Set-Based Retrograde Analysis: Precomputing the Solution to 24-card Bridge Double Dummy Deals

TL;DR

This paper introduces setrograde analysis, a novel approach that operates on sets of game states to efficiently solve complex bridge deals, significantly reducing computational effort and enabling deeper retrograde searches.

Contribution

The paper presents setrograde analysis, a new algorithm that computes exact solutions for bridge double dummy deals more efficiently than traditional methods.

Findings

Performs 1000 times fewer search operations

Produces a database with 10,000 times fewer entries

Enables unprecedented search depths in applicable domains

Abstract

Retrograde analysis is used in game-playing programs to solve states at the end of a game, working backwards toward the start of the game.

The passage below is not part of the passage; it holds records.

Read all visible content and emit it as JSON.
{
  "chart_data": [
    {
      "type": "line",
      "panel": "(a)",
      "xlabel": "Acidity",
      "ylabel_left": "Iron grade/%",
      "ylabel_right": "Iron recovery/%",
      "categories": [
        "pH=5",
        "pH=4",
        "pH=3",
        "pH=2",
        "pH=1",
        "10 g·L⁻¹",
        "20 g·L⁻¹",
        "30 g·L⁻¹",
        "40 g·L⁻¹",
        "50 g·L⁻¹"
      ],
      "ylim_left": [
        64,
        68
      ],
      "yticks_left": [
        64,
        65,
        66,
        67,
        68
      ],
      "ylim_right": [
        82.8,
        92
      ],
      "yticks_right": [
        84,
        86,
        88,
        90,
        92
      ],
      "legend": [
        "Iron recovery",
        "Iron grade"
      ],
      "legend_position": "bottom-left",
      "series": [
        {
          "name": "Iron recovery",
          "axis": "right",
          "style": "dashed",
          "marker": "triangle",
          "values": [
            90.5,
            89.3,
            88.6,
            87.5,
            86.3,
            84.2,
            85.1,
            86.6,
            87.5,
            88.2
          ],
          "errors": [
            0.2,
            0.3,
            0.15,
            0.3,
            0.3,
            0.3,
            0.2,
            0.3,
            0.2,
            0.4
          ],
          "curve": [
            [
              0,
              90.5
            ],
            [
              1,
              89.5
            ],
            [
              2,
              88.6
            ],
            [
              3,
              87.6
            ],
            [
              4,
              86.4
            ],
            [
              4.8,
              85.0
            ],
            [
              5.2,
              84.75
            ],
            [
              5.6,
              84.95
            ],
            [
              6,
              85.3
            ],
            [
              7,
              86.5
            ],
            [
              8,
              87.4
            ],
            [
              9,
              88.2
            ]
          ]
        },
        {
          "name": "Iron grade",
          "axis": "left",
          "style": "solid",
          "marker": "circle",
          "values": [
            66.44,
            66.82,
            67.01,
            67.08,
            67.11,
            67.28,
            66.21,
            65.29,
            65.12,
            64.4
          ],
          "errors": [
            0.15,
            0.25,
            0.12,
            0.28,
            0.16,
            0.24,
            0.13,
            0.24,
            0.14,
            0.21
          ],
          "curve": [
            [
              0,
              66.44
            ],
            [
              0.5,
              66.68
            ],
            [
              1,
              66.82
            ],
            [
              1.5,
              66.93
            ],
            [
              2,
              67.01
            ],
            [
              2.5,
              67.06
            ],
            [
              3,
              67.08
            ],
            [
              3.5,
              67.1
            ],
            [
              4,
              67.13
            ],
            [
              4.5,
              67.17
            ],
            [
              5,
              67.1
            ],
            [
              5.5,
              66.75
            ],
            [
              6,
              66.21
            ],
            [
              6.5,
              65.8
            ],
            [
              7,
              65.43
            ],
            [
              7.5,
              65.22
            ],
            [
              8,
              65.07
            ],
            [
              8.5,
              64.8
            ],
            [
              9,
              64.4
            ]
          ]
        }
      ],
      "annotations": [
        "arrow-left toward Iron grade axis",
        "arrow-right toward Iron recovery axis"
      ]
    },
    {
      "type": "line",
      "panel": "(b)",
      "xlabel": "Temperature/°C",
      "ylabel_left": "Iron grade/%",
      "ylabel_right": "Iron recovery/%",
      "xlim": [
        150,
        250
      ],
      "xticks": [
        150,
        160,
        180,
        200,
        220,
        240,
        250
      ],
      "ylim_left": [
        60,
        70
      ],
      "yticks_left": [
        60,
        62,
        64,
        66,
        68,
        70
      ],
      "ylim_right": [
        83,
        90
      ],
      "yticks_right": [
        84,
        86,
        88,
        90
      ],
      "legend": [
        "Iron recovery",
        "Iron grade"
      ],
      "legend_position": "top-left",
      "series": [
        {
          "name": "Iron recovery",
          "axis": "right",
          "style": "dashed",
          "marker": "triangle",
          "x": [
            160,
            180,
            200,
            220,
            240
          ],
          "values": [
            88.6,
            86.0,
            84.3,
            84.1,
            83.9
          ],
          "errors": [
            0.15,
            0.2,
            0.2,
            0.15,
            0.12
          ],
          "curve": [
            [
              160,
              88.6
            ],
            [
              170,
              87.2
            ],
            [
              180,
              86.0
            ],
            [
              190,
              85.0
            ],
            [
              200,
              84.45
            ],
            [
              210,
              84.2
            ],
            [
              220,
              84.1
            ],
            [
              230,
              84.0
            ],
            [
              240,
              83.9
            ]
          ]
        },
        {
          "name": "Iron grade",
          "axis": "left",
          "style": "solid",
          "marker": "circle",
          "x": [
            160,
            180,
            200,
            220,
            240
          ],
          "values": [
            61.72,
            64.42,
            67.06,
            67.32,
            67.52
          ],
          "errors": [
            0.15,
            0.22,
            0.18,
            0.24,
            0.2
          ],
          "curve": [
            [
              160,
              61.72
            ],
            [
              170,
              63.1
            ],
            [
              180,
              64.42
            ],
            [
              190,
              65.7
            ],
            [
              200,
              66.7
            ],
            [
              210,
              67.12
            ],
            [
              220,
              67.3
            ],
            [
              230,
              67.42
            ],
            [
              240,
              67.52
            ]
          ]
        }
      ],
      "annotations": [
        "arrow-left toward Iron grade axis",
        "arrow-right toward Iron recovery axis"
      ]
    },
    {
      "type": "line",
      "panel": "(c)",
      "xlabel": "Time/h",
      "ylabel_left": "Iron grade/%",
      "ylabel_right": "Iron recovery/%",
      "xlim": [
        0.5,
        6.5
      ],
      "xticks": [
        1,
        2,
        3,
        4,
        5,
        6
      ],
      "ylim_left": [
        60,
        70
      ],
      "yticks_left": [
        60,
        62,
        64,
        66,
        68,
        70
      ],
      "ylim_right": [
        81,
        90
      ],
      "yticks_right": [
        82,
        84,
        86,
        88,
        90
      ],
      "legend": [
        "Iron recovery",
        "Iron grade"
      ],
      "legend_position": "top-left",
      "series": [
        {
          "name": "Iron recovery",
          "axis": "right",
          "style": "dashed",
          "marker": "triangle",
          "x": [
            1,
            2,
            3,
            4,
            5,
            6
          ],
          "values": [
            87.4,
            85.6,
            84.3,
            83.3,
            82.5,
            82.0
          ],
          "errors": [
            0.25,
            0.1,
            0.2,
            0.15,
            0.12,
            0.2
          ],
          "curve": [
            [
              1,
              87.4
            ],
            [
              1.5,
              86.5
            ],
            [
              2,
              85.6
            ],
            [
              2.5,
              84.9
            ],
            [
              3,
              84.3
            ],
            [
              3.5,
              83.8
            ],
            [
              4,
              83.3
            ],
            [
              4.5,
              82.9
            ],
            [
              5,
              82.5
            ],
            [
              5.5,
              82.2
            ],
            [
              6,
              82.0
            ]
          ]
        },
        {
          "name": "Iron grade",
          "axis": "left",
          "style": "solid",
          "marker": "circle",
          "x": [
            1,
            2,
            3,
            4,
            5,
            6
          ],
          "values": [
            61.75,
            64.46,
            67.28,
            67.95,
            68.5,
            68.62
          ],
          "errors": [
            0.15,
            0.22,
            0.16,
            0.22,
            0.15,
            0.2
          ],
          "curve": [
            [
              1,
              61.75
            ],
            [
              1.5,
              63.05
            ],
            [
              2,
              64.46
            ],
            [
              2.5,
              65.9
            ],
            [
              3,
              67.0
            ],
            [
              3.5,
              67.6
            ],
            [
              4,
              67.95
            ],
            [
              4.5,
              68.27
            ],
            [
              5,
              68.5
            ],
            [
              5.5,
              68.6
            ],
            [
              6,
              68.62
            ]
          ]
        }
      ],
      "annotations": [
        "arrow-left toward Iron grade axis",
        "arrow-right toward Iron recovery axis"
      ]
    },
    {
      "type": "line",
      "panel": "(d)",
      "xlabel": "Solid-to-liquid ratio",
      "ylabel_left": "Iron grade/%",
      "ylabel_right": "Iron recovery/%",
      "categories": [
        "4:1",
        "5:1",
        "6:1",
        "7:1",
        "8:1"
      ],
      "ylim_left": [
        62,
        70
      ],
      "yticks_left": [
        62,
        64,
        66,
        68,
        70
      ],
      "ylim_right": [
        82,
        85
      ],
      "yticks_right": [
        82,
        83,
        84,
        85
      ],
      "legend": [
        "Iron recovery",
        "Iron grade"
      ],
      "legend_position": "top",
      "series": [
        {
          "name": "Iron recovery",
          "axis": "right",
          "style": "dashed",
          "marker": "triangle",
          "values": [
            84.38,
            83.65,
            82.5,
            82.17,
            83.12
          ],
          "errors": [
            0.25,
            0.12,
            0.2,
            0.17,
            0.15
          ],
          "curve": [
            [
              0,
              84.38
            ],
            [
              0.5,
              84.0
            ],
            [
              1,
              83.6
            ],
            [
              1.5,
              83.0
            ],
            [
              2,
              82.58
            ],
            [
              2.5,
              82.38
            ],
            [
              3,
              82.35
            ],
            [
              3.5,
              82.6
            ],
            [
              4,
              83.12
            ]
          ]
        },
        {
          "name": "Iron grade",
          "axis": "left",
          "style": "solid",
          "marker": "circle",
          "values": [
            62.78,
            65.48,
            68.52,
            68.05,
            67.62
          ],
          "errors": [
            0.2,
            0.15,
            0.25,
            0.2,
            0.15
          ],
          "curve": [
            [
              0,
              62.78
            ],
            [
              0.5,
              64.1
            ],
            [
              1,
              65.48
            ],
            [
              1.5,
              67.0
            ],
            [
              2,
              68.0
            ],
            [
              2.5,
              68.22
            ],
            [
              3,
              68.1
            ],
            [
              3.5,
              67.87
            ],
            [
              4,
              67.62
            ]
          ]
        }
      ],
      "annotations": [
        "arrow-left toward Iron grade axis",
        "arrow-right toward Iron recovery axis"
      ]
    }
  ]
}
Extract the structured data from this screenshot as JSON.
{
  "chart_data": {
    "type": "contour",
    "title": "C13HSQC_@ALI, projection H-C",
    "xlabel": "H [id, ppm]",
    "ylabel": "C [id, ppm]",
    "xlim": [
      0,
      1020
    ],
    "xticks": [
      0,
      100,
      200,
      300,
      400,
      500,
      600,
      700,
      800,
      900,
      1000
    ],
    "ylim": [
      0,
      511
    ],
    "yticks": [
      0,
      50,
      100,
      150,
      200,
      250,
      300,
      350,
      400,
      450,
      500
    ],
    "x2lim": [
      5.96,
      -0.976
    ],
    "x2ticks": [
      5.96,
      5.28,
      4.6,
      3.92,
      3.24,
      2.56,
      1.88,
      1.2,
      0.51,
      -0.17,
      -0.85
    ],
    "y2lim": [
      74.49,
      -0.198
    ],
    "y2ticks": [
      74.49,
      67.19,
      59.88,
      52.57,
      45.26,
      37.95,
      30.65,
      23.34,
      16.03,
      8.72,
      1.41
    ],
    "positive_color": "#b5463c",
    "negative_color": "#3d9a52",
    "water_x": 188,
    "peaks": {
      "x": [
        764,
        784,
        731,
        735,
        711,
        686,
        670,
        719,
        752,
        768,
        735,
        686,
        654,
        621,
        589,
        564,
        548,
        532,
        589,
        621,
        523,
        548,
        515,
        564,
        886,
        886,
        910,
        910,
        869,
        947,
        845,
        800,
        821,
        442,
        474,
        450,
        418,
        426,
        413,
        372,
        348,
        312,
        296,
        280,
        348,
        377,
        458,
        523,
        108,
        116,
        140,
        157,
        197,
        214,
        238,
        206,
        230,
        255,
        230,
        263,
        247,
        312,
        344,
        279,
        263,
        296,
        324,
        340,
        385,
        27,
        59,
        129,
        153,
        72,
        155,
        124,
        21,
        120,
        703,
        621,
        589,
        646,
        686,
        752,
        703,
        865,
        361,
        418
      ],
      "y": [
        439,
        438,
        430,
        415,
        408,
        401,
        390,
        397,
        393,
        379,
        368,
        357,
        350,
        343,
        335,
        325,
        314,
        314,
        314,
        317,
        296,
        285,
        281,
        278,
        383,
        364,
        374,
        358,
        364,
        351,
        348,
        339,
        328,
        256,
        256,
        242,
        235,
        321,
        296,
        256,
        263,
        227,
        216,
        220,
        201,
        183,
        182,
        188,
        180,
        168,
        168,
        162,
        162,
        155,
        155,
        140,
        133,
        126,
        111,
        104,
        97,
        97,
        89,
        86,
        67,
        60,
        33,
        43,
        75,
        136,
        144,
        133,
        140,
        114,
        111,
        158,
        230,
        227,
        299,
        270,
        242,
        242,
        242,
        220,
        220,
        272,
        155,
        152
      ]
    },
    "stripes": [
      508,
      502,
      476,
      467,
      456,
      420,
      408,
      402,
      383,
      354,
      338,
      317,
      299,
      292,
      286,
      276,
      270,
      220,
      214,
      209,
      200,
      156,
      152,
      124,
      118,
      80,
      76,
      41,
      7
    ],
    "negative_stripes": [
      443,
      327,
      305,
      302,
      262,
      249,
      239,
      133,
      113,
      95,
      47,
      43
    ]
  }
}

The algorithm iterates through and computes the perfect-play value for as many states as resources allow. We introduce setrograde analysis which achieves the same results by operating on sets of states that have the same game value. The algorithm is demonstrated by computing exact solutions for Bridge double dummy card-play. For deals with 24 cards remaining to be played ($10^{27}$ states, which can be reduced to $10^{15}$ states using preexisting techniques), we strongly solve all deals. The setrograde algorithm performs a factor of $10^3$ fewer search operations than a standard retrograde algorithm, producing a database with a factor of $10^4$ fewer entries. For applicable domains, this allows retrograde searching to reach unprecedented search depths.